1. Prepare an array dmg of length \(N\), initialized to all \(0\) (dmg[i] represents the total damage building \(i\) receives).
2. For each explosion \((T, D)\) (note that the input is 1-indexed, so convert to 0-indexed):
   • dmg[T] += D
   • Let a = D // 2, then:
     • If the left neighbor exists: dmg[T-1] += a
     • If the right neighbor exists: dmg[T+1] += a
3. Finally, count and output the number of buildings satisfying \(H_i - \text{dmg}[i] \ge 1\).

Complexity

• Time complexity: \(O(N + M)\) (at most 3 additions per explosion, plus one check over all buildings at the end)
• Space complexity: \(O(N)\) (damage total array dmg)

Implementation Notes

• Building numbers \(T_j\) in the input are 1-indexed, so convert them in the code with t = T_j - 1.

• For buildings at the endpoints, neighbors may not exist, so boundary checks like t>0 and t+1<N are necessary.
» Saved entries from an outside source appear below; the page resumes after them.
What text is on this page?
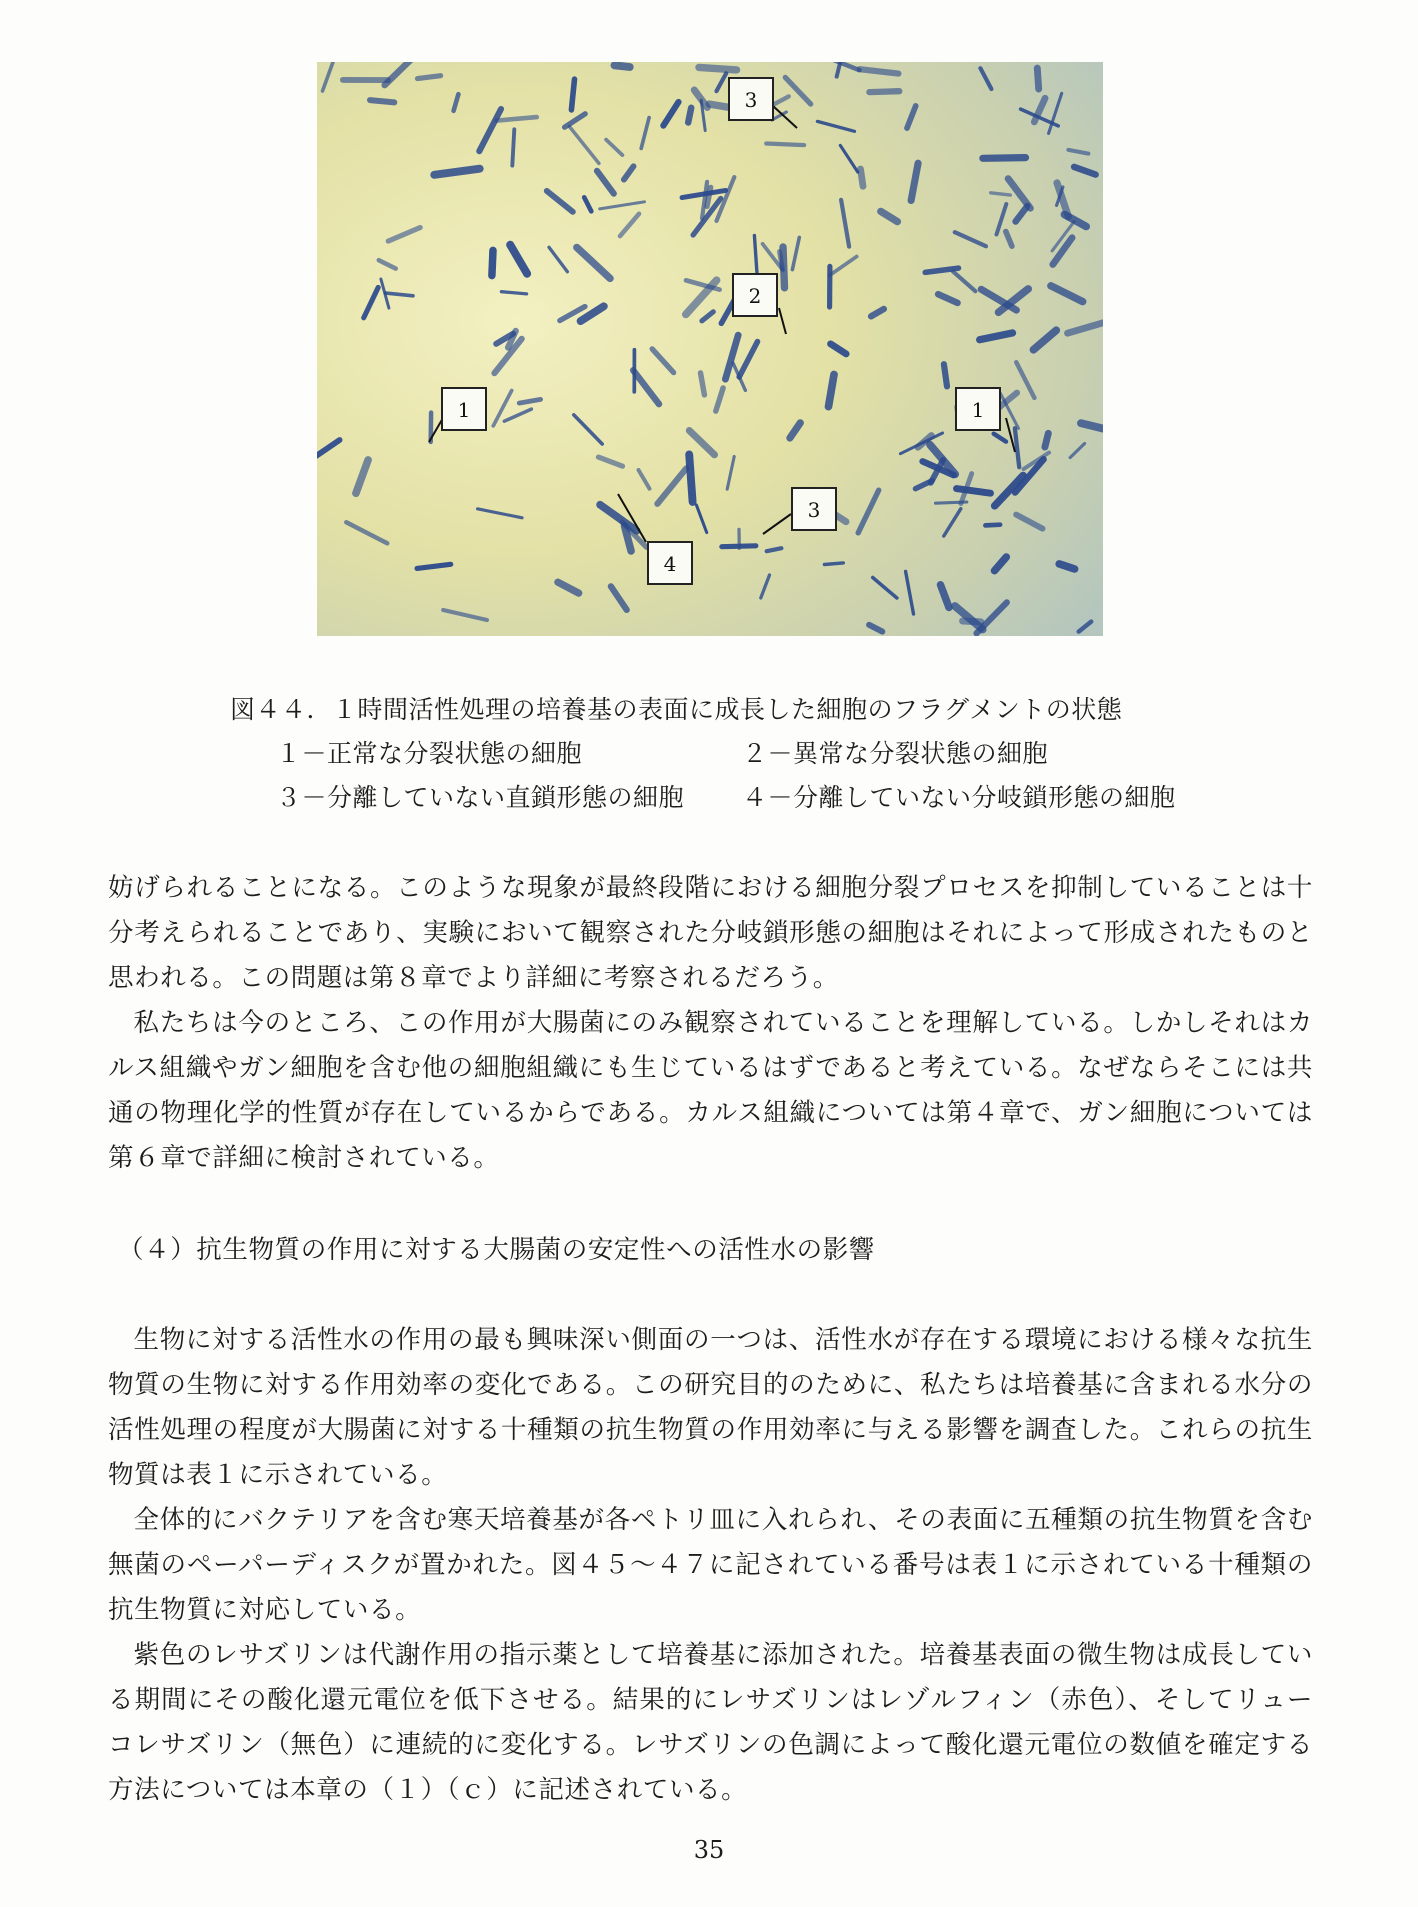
3
2
1	1
3
4
図４４．１時間活性処理の培養基の表面に成長した細胞のフラグメントの状態
１－正常な分裂状態の細胞	２－異常な分裂状態の細胞
３－分離していない直鎖形態の細胞	４－分離していない分岐鎖形態の細胞

妨げられることになる。このような現象が最終段階における細胞分裂プロセスを抑制していることは十分考えられることであり、実験において観察された分岐鎖形態の細胞はそれによって形成されたものと思われる。この問題は第８章でより詳細に考察されるだろう。

私たちは今のところ、この作用が大腸菌にのみ観察されていることを理解している。しかしそれはカルス組織やガン細胞を含む他の細胞組織にも生じているはずであると考えている。なぜならそこには共通の物理化学的性質が存在しているからである。カルス組織については第４章で、ガン細胞については第６章で詳細に検討されている。

（４）抗生物質の作用に対する大腸菌の安定性への活性水の影響

生物に対する活性水の作用の最も興味深い側面の一つは、活性水が存在する環境における様々な抗生物質の生物に対する作用効率の変化である。この研究目的のために、私たちは培養基に含まれる水分の活性処理の程度が大腸菌に対する十種類の抗生物質の作用効率に与える影響を調査した。これらの抗生物質は表１に示されている。

全体的にバクテリアを含む寒天培養基が各ペトリ皿に入れられ、その表面に五種類の抗生物質を含む無菌のペーパーディスクが置かれた。図４５～４７に記されている番号は表１に示されている十種類の抗生物質に対応している。

紫色のレサズリンは代謝作用の指示薬として培養基に添加された。培養基表面の微生物は成長している期間にその酸化還元電位を低下させる。結果的にレサズリンはレゾルフィン（赤色）、そしてリューコレサズリン（無色）に連続的に変化する。レサズリンの色調によって酸化還元電位の数値を確定する方法については本章の（１）（ｃ）に記述されている。

35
• \(\lfloor D/2 \rfloor\) can be computed in Python as D // 2.

• Since the constraints are large, sys.stdin.buffer.read() is used for fast input.

  Source Code

import sys

def main():
    it = iter(sys.stdin.buffer.read().split())
    N = int(next(it))
    M = int(next(it))
    H = [int(next(it)) for _ in range(N)]
    dmg = [0] * N

    for _ in range(M):
        t = int(next(it)) - 1
        d = int(next(it))
        dmg[t] += d
        a = d // 2
        if t > 0:
            dmg[t - 1] += a
        if t + 1 < N:
            dmg[t + 1] += a

    ans = 0
    for i in range(N):
        if H[i] - dmg[i] >= 1:
            ans += 1
    print(ans)

if __name__ == "__main__":
    main()

This editorial was generated by gpt-5.2-high.